Hicks then walked 17 steps into the death chamber where he was strapped to a bed that was bolted to the floor. He asked for his glasses, which the warden placed on his face. He looked to the left into the witness chamber searching for recognizable faces.

He then spoke his last words: “I know it’s been 20 years of pain and hurt, but during those 20 years I suffered, too. I cared and I loved, too, for Maxine and Brandy.” Hicks, whose quest for drug money in 1985 led to the murders, said, “It began with a syringe in my arm and this day is ending with a needle in my arm. It’s come full circle.” He thanked his attorneys and singled out four death row inmates to “hang in there and stay strong.” Then he said, “Take care, ’cause I’m coming home.”

With that, the drugs began to flow. As they did, he shook his head and said, “Lord, hallelujah.” He laughed, smiled and said, “Yes, thank you.” Then he fell silent. Warden Edwin Voorhies Jr. declared the time of death to be 10:20 a.m.

On his last night alive, Hicks spoke to his mother, brother and a friend by phone. A death row minister, Rev. Gary Sims, counseled him. In his final days and hours, Hicks remained calm and compliant, reading the Bible, listening to the radio and talking with Sims. “He had a peaceful night,” said prison spokesperson Andrea Dean.

His two attorneys, Marc Mezibov and William Lazarow, were the only witnesses representing Hicks. His parents stayed in Toledo. Brandy Green’s aunt and uncle, Pamara and Douglas Hughes, and her cousin, Tia Tuskin, witnessed the death from the victim’s side. Hicks and his attorneys made a last-minute appeal to the U.S. Supreme Court, but the court refused to hear it and did not comment.

Hicks became the 19th person to be executed in Ohio since the state resumed the death penalty in 1999. He was the 999th person to be put to death nationwide since a 1976 U.S. Supreme Court ruling that allowed states to move forward with the death penalty.

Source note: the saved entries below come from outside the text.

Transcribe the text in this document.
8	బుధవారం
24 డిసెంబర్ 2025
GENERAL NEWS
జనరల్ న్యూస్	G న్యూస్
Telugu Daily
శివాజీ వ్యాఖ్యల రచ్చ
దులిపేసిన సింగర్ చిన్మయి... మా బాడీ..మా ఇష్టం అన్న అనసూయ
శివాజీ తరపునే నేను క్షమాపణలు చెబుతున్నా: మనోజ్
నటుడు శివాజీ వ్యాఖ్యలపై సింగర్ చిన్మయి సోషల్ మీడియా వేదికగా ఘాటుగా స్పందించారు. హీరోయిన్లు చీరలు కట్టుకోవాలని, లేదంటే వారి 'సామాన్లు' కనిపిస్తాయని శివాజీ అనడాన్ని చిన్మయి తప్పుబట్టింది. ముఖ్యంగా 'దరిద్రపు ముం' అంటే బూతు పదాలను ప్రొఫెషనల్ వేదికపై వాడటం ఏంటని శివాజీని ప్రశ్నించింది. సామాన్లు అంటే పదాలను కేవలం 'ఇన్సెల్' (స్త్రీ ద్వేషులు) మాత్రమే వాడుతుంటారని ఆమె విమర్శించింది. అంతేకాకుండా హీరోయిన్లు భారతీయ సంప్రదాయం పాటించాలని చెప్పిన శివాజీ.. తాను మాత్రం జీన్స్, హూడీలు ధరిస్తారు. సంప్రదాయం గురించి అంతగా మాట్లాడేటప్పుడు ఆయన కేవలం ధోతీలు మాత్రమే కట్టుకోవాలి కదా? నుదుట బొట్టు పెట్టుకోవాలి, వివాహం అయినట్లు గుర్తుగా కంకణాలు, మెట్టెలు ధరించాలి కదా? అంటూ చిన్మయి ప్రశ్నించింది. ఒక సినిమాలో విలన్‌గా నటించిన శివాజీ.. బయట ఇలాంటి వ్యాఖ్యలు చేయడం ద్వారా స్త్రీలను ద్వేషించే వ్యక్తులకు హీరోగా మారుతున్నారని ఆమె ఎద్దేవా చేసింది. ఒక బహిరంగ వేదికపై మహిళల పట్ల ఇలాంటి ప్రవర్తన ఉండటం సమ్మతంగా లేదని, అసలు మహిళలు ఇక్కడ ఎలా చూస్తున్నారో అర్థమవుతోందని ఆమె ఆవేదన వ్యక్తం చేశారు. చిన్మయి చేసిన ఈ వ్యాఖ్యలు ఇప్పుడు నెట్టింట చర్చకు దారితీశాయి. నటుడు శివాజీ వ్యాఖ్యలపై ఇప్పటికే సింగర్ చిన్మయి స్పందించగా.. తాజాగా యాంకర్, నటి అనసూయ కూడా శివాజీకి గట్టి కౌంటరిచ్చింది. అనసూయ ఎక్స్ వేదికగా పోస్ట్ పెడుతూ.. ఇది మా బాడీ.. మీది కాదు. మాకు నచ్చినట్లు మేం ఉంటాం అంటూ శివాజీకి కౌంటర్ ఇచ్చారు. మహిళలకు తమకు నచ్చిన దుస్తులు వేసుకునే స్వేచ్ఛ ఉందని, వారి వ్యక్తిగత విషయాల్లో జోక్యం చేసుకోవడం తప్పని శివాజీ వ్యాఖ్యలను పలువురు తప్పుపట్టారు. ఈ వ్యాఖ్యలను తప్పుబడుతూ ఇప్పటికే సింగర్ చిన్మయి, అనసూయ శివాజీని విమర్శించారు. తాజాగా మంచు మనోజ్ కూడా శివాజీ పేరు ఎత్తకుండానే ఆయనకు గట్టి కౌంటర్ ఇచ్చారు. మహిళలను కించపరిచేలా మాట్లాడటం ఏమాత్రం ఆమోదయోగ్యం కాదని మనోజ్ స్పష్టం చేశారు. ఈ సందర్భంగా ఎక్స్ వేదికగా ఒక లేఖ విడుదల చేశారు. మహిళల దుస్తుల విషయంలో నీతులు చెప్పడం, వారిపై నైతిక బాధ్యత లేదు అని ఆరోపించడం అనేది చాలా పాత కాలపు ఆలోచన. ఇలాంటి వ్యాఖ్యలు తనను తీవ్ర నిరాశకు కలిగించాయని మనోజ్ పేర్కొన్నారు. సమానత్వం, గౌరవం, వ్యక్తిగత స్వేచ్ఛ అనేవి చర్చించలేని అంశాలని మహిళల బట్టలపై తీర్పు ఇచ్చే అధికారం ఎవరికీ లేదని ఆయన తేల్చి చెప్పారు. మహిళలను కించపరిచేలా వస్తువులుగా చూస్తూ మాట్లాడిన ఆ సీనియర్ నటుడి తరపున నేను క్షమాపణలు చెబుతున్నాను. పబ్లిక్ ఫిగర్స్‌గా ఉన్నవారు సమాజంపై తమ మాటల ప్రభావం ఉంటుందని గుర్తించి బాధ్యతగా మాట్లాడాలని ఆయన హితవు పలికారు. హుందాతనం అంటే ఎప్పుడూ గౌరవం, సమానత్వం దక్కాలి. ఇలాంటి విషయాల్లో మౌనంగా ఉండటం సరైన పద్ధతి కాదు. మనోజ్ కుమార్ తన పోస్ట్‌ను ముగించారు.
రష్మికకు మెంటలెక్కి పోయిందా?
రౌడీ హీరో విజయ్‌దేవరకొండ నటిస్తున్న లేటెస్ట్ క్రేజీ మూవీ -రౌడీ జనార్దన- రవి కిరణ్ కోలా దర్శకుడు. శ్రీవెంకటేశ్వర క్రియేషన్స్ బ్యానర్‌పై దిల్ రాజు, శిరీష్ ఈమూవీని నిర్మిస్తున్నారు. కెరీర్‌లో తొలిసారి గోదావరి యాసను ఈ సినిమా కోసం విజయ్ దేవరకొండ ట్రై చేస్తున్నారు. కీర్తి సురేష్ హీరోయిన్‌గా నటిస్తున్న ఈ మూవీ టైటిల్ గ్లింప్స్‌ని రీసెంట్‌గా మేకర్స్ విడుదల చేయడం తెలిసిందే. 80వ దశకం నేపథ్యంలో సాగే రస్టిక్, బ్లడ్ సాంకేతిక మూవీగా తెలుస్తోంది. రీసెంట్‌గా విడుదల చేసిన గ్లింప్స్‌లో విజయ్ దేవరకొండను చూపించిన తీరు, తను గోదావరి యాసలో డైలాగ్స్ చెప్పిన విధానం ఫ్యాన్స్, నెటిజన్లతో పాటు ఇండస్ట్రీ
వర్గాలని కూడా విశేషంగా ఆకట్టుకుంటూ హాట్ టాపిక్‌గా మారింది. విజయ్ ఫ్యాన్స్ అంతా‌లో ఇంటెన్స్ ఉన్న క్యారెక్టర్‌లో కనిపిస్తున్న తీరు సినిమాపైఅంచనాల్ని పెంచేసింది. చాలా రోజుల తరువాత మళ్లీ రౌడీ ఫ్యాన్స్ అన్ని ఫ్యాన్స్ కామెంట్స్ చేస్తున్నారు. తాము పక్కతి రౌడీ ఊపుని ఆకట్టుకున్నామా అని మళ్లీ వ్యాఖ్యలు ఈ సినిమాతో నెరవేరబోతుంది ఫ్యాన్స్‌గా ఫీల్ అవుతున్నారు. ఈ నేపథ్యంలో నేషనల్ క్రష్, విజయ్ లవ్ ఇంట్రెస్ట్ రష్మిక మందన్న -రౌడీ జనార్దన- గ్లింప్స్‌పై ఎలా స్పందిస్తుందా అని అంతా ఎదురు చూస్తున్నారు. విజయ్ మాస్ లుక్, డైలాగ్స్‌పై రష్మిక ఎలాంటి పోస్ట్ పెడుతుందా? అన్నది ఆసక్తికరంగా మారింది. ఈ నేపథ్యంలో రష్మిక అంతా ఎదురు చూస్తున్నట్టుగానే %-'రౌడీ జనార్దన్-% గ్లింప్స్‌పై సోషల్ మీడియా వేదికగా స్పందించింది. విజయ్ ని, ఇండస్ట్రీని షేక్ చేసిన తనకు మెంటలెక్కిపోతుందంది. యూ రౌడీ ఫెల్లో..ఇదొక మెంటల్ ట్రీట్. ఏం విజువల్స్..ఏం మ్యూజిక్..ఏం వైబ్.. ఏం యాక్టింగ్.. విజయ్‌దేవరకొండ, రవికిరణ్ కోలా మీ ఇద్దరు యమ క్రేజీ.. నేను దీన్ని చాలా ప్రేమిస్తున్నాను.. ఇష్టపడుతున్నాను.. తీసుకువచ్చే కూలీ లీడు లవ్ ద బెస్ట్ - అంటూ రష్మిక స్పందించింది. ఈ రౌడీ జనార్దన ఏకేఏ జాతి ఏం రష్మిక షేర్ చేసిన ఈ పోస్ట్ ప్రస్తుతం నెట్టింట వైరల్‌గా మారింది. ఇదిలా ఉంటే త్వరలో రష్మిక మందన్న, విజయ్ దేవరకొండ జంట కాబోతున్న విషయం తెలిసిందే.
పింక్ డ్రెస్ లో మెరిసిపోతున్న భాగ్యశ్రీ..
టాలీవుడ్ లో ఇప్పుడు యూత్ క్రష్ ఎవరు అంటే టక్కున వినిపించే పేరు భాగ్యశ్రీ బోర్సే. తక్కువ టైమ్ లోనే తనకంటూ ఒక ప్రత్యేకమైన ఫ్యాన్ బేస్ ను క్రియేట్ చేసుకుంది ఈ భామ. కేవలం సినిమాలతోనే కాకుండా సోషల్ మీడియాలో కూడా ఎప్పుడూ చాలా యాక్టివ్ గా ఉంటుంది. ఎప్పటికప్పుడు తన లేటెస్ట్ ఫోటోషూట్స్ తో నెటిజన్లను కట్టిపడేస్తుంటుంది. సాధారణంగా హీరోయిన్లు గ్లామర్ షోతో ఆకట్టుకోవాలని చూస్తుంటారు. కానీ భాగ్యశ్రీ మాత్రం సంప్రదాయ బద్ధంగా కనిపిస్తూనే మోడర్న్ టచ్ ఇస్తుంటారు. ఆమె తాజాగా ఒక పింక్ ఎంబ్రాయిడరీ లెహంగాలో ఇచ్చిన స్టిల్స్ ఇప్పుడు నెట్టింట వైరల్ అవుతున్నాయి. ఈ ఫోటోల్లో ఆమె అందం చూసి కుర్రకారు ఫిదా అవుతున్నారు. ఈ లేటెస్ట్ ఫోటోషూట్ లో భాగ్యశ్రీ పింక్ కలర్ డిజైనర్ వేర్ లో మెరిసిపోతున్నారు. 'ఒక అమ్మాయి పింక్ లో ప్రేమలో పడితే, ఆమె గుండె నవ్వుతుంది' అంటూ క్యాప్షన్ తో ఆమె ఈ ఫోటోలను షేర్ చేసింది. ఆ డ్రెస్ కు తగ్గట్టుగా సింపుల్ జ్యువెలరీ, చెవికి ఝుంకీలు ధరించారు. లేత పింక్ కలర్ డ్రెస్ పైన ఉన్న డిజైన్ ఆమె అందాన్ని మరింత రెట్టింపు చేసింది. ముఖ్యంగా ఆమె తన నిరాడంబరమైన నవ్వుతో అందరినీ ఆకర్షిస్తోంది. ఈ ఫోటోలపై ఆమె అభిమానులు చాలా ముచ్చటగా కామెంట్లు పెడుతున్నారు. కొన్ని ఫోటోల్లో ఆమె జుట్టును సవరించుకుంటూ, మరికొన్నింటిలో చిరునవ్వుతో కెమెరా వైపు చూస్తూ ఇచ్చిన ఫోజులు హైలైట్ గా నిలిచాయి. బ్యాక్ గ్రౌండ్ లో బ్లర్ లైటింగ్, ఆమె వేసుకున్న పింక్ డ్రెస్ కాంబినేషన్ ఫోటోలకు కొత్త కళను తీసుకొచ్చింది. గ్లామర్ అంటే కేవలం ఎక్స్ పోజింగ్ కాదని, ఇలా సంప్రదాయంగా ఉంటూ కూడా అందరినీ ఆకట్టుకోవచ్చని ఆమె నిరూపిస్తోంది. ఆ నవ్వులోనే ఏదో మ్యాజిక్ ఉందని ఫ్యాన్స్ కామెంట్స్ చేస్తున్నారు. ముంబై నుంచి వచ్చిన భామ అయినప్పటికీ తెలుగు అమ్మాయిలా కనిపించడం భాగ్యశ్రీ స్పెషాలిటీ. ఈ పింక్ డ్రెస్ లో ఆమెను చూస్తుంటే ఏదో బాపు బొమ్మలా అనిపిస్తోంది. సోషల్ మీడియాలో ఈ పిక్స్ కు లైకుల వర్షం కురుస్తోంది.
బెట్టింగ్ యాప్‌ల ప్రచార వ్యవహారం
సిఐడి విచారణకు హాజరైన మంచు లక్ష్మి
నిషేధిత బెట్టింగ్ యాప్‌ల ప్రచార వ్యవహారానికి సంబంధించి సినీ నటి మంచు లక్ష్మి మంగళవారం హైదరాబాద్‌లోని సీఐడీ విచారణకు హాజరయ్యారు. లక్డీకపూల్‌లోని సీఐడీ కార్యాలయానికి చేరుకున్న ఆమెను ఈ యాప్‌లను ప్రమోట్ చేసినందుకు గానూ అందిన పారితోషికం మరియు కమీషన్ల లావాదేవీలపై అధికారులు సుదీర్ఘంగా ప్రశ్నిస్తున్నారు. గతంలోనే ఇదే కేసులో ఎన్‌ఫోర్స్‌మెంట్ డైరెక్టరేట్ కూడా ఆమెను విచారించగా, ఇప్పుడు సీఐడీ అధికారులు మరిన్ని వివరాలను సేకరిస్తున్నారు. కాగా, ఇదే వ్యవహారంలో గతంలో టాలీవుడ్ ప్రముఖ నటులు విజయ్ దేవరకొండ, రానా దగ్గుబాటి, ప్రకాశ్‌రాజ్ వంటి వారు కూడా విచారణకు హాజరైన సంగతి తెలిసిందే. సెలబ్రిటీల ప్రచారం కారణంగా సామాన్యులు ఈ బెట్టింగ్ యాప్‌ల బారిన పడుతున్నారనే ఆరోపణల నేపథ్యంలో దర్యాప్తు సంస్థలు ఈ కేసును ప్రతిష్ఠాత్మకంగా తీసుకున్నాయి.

In 1985, Hicks was cocaine user desperate for money to buy the drug. He had already stolen his mother-in-law’s VCR and pawned it for drug money. But he worried his wife would notice the missing VCR – she had already confronted him earlier that summer about money missing from their bank account. So Hicks went back to his mother-in-law’s apartment to steal money to buy back the VCR. He found his stepdaughter asleep on a sofa and took her to her bedroom, waking her in the process. After he put her to bed, he returned to the living room and his mother-in-law, eventually choking her to death. An hour or more later, he returned to the apartment, after realizing that Brandy had been the last to see him in the apartment, and could potentially identify him as her grandmother’s killer. Hicks used a pillowcase and duct tape to smother Brandy.

In February 1986, a Hamilton County Common Pleas court jury found Hicks guilty of seven counts, including two counts of aggravated murder. A week later, then-Judge Simon Leis Jr., now the Hamilton County sheriff, imposed the death sentence. The Ohio Supreme Court and the U.S. Supreme Court both refused to review Hicks’ case.

Two other executions are scheduled this year, including John Spirko, who continues to maintain his innocence in the death of a postmistress. Seven Ohio inmates were executed last year, second-highest in the nation after Texas.